CAMERON — Three Cameron High School students originally barred from participating in sports this year by the West Virginia Secondary School Activities Commission due to transfer rules were upheld Wednesday by Judge Charles Richard Wilson of the Second Judicial Circuit. After receiving a temporary restraining order, he was able to play again.
Mr. Wilson agreed with the students and their parents that WVSSAC was wrong to claim that the students transferred schools twice, in violation of WVSSAC guidelines, when they only transferred once during their high school years.
The three students had attended Cameron Middle School in eighth grade, but had decided to enroll as freshmen at Wheeling Central Catholic High School that year. After their freshman year, they decided to return to Cameron.
However, when they returned to Coach Cameron, the WVSSAC deemed him a second transfer and ruled him ineligible.
On March 11, 2023, the West Virginia General Assembly passed a bill that would allow students to transfer once during grades 9 through 12 if they maintain immediate eligibility. WVSSAC argued that the students’ transfer from Cameron Middle to Wheeling Central constituted that transfer.
WVSSAC Executive Director David Price testified that the committee believes that once a student completes eighth grade, he or she automatically enrolls in a feeder high school. In WVSSAC’s opinion, Mr. Price said the three automatically enrolled at Cameron High School on July 1, 2023, and that when the three enrolled at Wheeling Central from all over Cameron, they were actually enrolled as one-time transfers. He said he transferred from Cameron High School to Wheeling Central. transfer.
As evidence to support its claims, WVSSAC submitted printouts from the West Virginia Department of Education’s computer system showing the schools students attended in each grade level.
The students and their attorneys informed Cameron High School officials that they intended to enroll at Wheeling Central in the eighth grade, and that the students and their attorneys were not scheduled to hold freshman classes at Cameron High School and that they were not enrolled at Cameron High School. I objected that there was no. The school’s principal, Wyatt O’Neill, testified that all of this was true.

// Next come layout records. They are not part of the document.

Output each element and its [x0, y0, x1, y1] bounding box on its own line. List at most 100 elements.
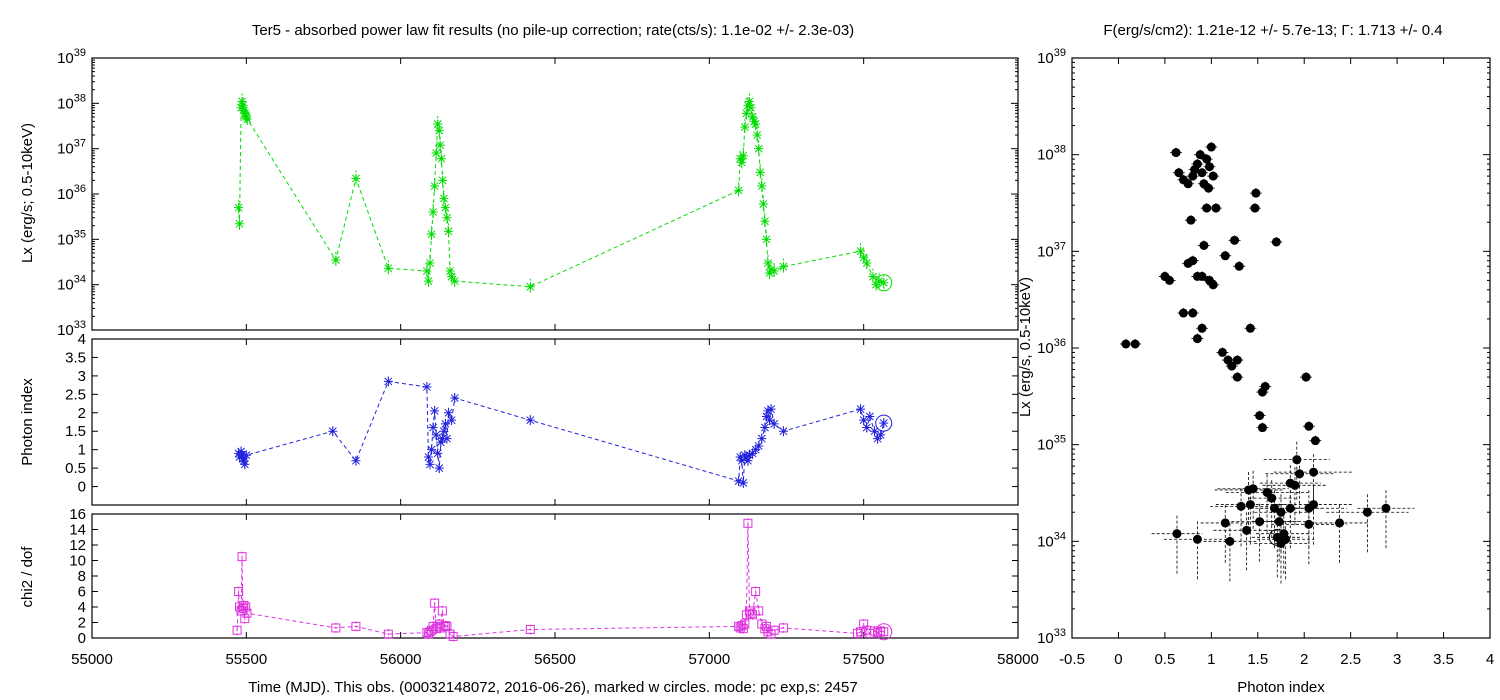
data-point [431, 430, 441, 440]
photon-index-panel-ylabel: Photon index [19, 378, 36, 466]
series-lines [236, 99, 885, 638]
x-tick-label: 2 [1300, 651, 1308, 668]
data-point [1217, 347, 1227, 357]
data-point [865, 411, 875, 421]
data-point [734, 476, 744, 486]
y-tick-label: 1033 [1037, 627, 1066, 647]
data-point [1242, 525, 1252, 535]
data-point [1301, 372, 1311, 382]
data-point [351, 621, 361, 631]
data-point [1255, 411, 1265, 421]
data-point [752, 130, 762, 140]
data-point [1192, 534, 1202, 544]
data-point [746, 103, 756, 113]
data-point [1304, 421, 1314, 431]
x-tick-label: 0 [1114, 651, 1122, 668]
data-point [1192, 334, 1202, 344]
data-point [754, 606, 764, 616]
y-tick-label: 1034 [57, 274, 86, 294]
data-point [232, 625, 242, 635]
data-point [740, 619, 750, 629]
axis-ticks: 55000 55500 56000 56500 57000 57500 5800010331… [57, 47, 1494, 668]
data-point [237, 96, 247, 106]
data-point [235, 219, 245, 229]
data-point [435, 140, 445, 150]
data-point [1206, 142, 1216, 152]
y-tick-label: 1038 [57, 92, 86, 112]
data-point [744, 96, 754, 106]
data-point [760, 216, 770, 226]
x-tick-label: 55500 [225, 651, 267, 668]
lx-panel-ylabel: Lx (erg/s; 0.5-10keV) [19, 123, 36, 263]
current-obs-marker [875, 623, 893, 641]
data-point [1202, 154, 1212, 164]
data-point [241, 110, 251, 120]
data-point [737, 456, 747, 466]
x-tick-label: 1 [1207, 651, 1215, 668]
data-point [1204, 183, 1214, 193]
data-point [1250, 203, 1260, 213]
data-point [856, 404, 866, 414]
y-tick-label: 2.5 [65, 386, 86, 403]
data-point [422, 382, 432, 392]
y-tick-label: 1034 [1037, 530, 1066, 550]
y-tick-label: 2 [78, 405, 86, 422]
data-point [1245, 323, 1255, 333]
data-point [430, 406, 440, 416]
y-tick-label: 14 [69, 522, 86, 539]
data-point [1272, 532, 1282, 542]
photon-index-panel-frame [91, 338, 1019, 506]
y-tick-label: 10 [69, 553, 86, 570]
y-tick-label: 0 [78, 479, 86, 496]
data-point [234, 587, 244, 596]
x-tick-label: 3.5 [1433, 651, 1454, 668]
data-point [859, 415, 869, 425]
data-point [1121, 339, 1131, 349]
data-point [444, 408, 454, 418]
data-point [425, 459, 435, 469]
data-point [862, 423, 872, 433]
data-point [430, 181, 440, 191]
data-point [760, 624, 770, 634]
data-point [1230, 235, 1240, 245]
data-point [1130, 339, 1140, 349]
current-obs-marker [875, 414, 893, 432]
data-point [757, 619, 767, 629]
data-point [1204, 162, 1214, 172]
x-tick-label: 2.5 [1340, 651, 1361, 668]
data-point [757, 434, 767, 444]
data-point [765, 268, 775, 278]
data-point [1285, 503, 1295, 513]
data-point [760, 423, 770, 433]
y-tick-label: 1039 [57, 47, 86, 67]
data-point [869, 626, 879, 636]
data-point [1234, 261, 1244, 271]
y-tick-label: 1038 [1037, 144, 1066, 164]
data-point [751, 119, 761, 129]
data-point [241, 112, 251, 122]
y-tick-label: 12 [69, 537, 86, 554]
data-point [744, 450, 754, 460]
data-point [239, 456, 249, 466]
x-tick-label: 1.5 [1247, 651, 1268, 668]
data-point [331, 255, 341, 265]
data-point [447, 415, 457, 425]
x-tick-label: 56000 [380, 651, 422, 668]
y-tick-label: 1039 [1037, 47, 1066, 67]
data-point [1335, 518, 1345, 528]
x-tick-label: 55000 [71, 651, 113, 668]
data-point [1236, 501, 1246, 511]
scatter-xlabel: Photon index [1237, 679, 1325, 696]
y-tick-label: 2 [78, 615, 86, 632]
y-tick-label: 1 [78, 442, 86, 459]
data-point [1220, 251, 1230, 261]
data-point [422, 266, 432, 276]
data-point [437, 434, 447, 444]
data-point [442, 434, 452, 444]
data-point [237, 552, 247, 562]
time-axis-label: Time (MJD). This obs. (00032148072, 2016… [248, 679, 857, 696]
data-point [738, 478, 748, 488]
data-point [1188, 256, 1198, 266]
data-point [425, 627, 435, 637]
data-point [1251, 188, 1261, 198]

Plaintiffs also alleged that WVSSAC did not provide any guidance or interpretation of the new law until mid- to late August 2023. By that time, three students were already enrolled at Wheeling Central.
In his ruling for the plaintiffs, Wilson said WVSSAC’s assertion that students are automatically admitted to high school after eighth grade is false.

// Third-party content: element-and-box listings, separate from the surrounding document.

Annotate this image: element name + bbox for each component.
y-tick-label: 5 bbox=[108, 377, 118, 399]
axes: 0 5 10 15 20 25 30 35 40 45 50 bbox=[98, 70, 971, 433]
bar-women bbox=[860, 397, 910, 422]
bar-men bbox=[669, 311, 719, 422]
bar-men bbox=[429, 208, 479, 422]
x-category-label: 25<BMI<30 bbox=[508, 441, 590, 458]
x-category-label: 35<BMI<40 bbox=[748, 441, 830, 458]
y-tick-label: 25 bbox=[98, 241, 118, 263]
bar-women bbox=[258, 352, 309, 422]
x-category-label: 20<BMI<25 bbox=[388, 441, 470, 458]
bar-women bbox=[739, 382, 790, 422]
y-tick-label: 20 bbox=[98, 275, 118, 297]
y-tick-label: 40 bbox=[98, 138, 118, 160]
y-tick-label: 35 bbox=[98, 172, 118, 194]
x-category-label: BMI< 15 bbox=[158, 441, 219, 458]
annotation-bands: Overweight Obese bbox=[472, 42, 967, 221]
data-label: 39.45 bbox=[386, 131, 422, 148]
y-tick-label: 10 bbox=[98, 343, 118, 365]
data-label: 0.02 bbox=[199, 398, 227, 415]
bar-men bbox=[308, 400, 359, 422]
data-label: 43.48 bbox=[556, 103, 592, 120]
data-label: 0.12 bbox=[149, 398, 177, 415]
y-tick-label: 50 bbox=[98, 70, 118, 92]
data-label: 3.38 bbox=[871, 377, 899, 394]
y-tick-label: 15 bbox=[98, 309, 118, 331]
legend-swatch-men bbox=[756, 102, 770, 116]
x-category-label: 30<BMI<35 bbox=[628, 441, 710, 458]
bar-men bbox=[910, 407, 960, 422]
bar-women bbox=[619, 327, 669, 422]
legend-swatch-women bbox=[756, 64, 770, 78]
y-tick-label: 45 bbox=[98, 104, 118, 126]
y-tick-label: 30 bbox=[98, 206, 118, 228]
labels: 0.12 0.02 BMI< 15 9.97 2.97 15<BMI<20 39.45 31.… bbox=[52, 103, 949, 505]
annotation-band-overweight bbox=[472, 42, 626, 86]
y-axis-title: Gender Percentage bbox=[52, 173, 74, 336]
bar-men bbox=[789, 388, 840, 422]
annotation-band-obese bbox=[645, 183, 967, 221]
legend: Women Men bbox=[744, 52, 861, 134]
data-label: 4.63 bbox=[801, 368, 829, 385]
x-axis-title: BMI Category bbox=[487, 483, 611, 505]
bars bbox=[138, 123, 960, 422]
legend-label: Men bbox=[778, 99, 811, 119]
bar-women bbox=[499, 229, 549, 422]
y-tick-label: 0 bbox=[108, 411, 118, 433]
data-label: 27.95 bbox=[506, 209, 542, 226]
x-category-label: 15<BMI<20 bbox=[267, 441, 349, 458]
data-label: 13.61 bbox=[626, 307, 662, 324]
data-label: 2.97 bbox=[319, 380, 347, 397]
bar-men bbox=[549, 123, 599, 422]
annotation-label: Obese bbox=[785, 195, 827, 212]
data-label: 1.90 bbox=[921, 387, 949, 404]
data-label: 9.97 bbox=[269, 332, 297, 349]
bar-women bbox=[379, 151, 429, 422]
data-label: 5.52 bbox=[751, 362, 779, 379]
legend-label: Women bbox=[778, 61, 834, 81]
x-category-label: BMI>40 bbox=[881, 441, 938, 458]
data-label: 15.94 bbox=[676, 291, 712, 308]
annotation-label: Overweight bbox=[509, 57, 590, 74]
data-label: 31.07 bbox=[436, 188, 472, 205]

“Eighth and ninth grade, certainly every grade, has a beginning and an end,” he wrote in his ruling. “It is an axiomatic. What is not axiomatic is that a school year begins as soon as the previous school year is completed. There is a period between them.

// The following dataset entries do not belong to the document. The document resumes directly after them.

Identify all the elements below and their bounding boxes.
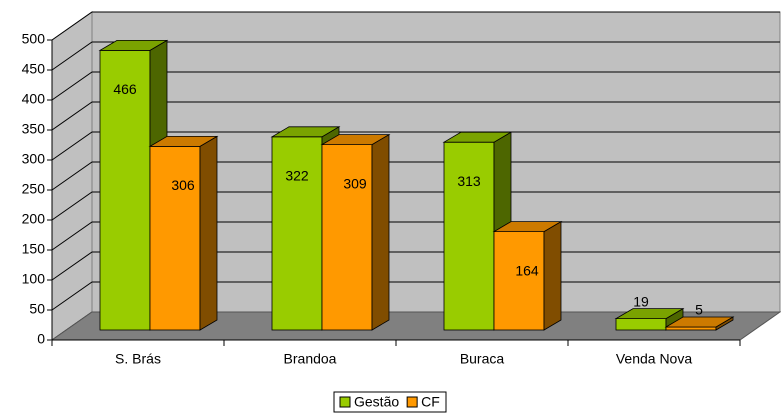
value-label: 309 [343,175,367,191]
legend: Gestão CF [333,391,447,413]
grid-line [51,101,780,131]
grid-line [51,11,780,41]
y-tick-label: 350 [22,121,46,137]
grid-line [51,71,780,101]
bar-top [442,131,513,143]
value-label: 19 [633,293,649,309]
value-label: 306 [171,177,195,193]
bar-side [543,220,562,331]
bar [321,144,373,331]
grid-line [51,161,780,191]
legend-swatch [339,396,351,408]
value-label: 466 [113,81,137,97]
x-tick-label: Brandoa [284,351,337,367]
y-tick-label: 450 [22,61,46,77]
bar-top [148,135,219,147]
bar-top [270,126,341,138]
bar-top [614,308,685,320]
bar [149,145,201,331]
bar-top [492,221,563,233]
value-label: 322 [285,168,309,184]
legend-label: CF [421,394,440,410]
x-tick-label: S. Brás [115,351,161,367]
value-label: 164 [515,262,539,278]
bar [271,136,323,331]
bar [665,326,717,331]
y-tick-label: 100 [22,271,46,287]
y-tick-label: 150 [22,241,46,257]
y-tick-label: 300 [22,151,46,167]
grid-line [51,191,780,221]
bar [615,318,667,331]
y-tick-label: 0 [37,331,45,347]
legend-box [333,391,447,413]
y-tick-label: 400 [22,91,46,107]
bar-side [371,133,390,331]
x-tick-label: Buraca [460,351,505,367]
bar-top [664,316,735,328]
bar-top [98,40,169,51]
value-label: 5 [695,302,703,318]
bar-top [320,134,391,146]
bar [443,141,495,331]
y-tick-label: 250 [22,181,46,197]
legend-swatch [406,396,418,408]
y-tick-label: 50 [29,301,45,317]
grid-line [51,131,780,161]
y-tick-label: 500 [22,31,46,47]
value-label: 313 [457,173,481,189]
legend-label: Gestão [354,394,399,410]
grid-line [51,41,780,71]
bar-side [199,135,218,331]
y-tick-label: 200 [22,211,46,227]
x-tick-label: Venda Nova [616,351,692,367]
bar [493,231,545,331]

“Put it this way, students who choose to continue school after eighth grade will ‘proceed to ninth grade,’ but they are not there yet until they actually cross the ninth grade threshold.” he continued. WVSSAC’s claim is that when the last bell rings on the last day of eighth grade, and before the first bell rings on the first day of ninth grade, the student is miraculously considered a ninth grader. Computer-generated printouts primarily used as administrative convenience tools by adults are not a sufficient indicator of whether a child is actually enrolled in a particular school, much less a particular school. I can’t even tell if it’s there or not. ”
David Delk, an attorney who represented the students along with Jeffrey Holmstrand, said the next step is for Wilson to set a court date for a permanent injunction. Delk said Thursday afternoon that he had not yet received notification of the scheduled date.
He was satisfied with Wilson’s decision.
“I think Judge Wilson objectively looked at the facts and the statute passed by Congress, the clear language of the statute and the clear language of the SSAC regulations, and decided that the only way to read it is “Are you really a kid going to school in the ninth grade?” he said. “From that point on, the student will receive one transfer and maintain eligibility, per regulations.”
WVSSAC had not returned a comment as of Thursday night.